If you’ve ever experienced your parents planning a funeral for a loved one, you know the stress it can cause. They had to rush to make decisions, pay for the services and accommodate friends and family. There was no time to process what was happening, let alone grieve. These are things you don’t forget.
Now, as your parents get older, you begin to realize that those responsibilities will fall to you. The good news is that many are now preplanning their funerals to remove the burden from their grieving family members.
While funeral preplanning is an important process, so is discussing it. The Funeral and Memorial Information Council (FAMIC) also believes so strongly in having this discussion that they’ve created resources entitled, Have the Talk of a Lifetime.
FAMIC President Kathleen Berry stated, “This campaign helps individuals truly know their families, friends and members of the community.

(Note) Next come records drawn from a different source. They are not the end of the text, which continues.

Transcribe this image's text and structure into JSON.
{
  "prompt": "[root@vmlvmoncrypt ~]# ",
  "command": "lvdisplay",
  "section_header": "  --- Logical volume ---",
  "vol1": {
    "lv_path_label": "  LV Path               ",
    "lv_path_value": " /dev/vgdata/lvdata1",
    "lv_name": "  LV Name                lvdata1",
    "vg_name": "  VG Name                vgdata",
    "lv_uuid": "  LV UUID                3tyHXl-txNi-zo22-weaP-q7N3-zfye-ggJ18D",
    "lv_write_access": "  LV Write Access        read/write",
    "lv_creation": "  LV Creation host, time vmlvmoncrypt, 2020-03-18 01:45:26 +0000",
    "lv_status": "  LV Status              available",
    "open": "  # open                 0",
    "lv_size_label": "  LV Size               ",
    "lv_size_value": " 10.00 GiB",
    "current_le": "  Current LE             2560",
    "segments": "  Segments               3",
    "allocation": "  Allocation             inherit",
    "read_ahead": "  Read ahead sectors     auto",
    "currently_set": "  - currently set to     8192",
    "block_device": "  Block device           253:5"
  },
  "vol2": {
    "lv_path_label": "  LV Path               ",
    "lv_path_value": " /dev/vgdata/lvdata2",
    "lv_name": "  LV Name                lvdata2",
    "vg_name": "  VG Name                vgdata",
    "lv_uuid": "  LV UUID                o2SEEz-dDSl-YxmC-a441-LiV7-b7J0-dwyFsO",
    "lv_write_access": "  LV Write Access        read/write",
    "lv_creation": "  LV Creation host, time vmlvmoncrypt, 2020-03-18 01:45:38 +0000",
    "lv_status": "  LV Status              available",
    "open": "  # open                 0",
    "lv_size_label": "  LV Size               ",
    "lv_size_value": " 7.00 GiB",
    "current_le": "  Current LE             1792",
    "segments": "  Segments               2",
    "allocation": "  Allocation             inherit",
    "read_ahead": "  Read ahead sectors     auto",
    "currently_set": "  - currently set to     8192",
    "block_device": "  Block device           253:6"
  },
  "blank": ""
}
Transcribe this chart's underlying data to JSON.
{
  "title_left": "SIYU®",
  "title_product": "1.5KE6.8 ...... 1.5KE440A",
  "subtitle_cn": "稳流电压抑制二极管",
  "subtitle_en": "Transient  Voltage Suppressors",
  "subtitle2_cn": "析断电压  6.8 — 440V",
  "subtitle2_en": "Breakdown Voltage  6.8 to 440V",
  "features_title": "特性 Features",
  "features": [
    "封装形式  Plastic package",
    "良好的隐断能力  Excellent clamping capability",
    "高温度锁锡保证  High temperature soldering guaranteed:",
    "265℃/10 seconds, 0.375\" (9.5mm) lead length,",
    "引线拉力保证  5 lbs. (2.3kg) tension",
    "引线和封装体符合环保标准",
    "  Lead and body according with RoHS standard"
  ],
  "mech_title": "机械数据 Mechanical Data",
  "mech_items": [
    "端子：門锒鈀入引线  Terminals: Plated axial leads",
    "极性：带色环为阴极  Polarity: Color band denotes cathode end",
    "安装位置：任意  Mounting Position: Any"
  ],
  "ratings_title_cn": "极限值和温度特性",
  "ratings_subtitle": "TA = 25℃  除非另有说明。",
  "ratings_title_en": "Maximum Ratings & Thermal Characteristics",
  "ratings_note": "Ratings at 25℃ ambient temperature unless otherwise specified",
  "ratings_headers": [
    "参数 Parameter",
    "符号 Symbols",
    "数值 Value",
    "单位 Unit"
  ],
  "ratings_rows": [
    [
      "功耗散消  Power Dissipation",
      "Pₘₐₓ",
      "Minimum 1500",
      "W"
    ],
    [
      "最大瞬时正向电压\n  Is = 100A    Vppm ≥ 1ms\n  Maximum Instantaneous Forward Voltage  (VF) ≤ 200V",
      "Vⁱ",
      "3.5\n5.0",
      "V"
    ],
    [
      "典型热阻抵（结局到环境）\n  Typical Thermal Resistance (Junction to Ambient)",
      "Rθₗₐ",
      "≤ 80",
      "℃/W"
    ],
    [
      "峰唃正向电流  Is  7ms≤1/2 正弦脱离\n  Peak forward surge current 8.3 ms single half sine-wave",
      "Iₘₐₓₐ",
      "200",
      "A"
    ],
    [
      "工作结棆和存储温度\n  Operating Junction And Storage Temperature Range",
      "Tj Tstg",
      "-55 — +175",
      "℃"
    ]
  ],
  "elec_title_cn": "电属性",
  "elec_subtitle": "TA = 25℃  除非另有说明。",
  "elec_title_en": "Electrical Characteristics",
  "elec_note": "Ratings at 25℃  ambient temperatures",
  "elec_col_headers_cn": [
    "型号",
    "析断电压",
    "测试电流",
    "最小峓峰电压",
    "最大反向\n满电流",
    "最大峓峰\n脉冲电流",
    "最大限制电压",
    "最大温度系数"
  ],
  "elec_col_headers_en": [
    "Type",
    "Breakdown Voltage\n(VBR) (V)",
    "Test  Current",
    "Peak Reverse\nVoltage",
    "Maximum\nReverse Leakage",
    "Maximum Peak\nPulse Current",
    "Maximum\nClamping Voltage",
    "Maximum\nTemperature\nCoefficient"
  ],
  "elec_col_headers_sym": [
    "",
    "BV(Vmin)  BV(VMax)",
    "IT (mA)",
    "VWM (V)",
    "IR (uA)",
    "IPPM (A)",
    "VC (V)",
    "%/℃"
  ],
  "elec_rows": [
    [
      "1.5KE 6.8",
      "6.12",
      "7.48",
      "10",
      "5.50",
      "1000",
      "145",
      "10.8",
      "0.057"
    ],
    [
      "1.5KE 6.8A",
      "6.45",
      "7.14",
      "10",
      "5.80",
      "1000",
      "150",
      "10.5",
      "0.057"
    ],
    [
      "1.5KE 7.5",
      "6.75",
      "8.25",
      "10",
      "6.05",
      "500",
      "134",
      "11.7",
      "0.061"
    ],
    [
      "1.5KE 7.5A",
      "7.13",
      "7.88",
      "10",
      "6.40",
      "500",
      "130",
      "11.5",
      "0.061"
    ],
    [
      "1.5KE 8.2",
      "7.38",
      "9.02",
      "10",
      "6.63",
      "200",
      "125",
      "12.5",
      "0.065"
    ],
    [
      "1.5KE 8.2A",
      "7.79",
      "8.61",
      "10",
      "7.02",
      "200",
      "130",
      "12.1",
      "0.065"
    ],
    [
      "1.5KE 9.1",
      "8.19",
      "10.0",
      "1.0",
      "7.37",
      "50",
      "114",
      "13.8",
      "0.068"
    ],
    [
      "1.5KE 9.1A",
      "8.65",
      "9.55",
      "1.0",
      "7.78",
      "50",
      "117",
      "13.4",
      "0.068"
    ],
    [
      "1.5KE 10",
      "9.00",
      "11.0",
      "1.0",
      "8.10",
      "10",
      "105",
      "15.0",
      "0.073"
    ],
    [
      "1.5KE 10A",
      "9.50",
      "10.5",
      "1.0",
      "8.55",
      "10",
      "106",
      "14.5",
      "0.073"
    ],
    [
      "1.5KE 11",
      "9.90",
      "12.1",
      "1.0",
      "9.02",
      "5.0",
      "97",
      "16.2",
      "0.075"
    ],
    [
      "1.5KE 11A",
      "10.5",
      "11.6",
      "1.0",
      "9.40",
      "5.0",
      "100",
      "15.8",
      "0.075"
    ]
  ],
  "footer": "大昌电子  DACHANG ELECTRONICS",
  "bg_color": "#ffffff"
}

You hear the real story of who they are, what is important to them, and what you can do to create a meaningful funeral that represents that person. When families have the ‘Talk’, it is easier to know how to plan the final celebration of their loved one.”
In a past post, we offered tips for parents to approach the conversation with their children. While those suggestions apply here too, it’s a different dynamic when bringing up a funeral discussion to your parents. Read on to learn how to handle this situation.
1. Have an Open Conversation
The Have the Talk of a Lifetime Campaign suggests sharing stories with your family to get to know each other more. It doesn’t have to be formal; the more relaxed the environment and tone, the better. Reflect on fond memories and good times. Spend time laughing and talking about life. Not only will this bring you closer together, but also it will open the door to different aspects of preplanning a funeral.
During this discussion, you’ll learn about things that matter most to your parents. Incorporate these into a funeral service. Find out what truly represents who they are and how they want people to remember them. They may have a favorite flower, photo or song that reminds them of cherished times in their lives.
2. Explain The Benefits of Preplanning
This is a time to explain to your parents what preplanning means. Help them understand everything it entails and how it will lessen the stress at an already difficult time.
Preplanning allows them to plan everything from the casket to the type of service they want. Use the memories you’ve talked about to add personal touches. Preplanning documents it all so there are no hard decisions left to make.
Preplanning doesn’t only help you as their child, but their surviving spouse too. This is their way of making sure you are all able to grieve and reflect with family and friends. You can spend time with loved ones remembering good times and comforting one another.
3. Pay Attention for Signs of Stress
As you delve deeper into the details of preplanning, you may notice your parents getting quiet and stressed. If this is the case, don’t feel like you need to push them any further. You’ve given them a lot of information. Give them time to soak it in and reflect. They may also want to discuss between themselves.
But, find ways to bring it up again in the future. Offer to help them get started or do some research. Understand where they may need you to support them.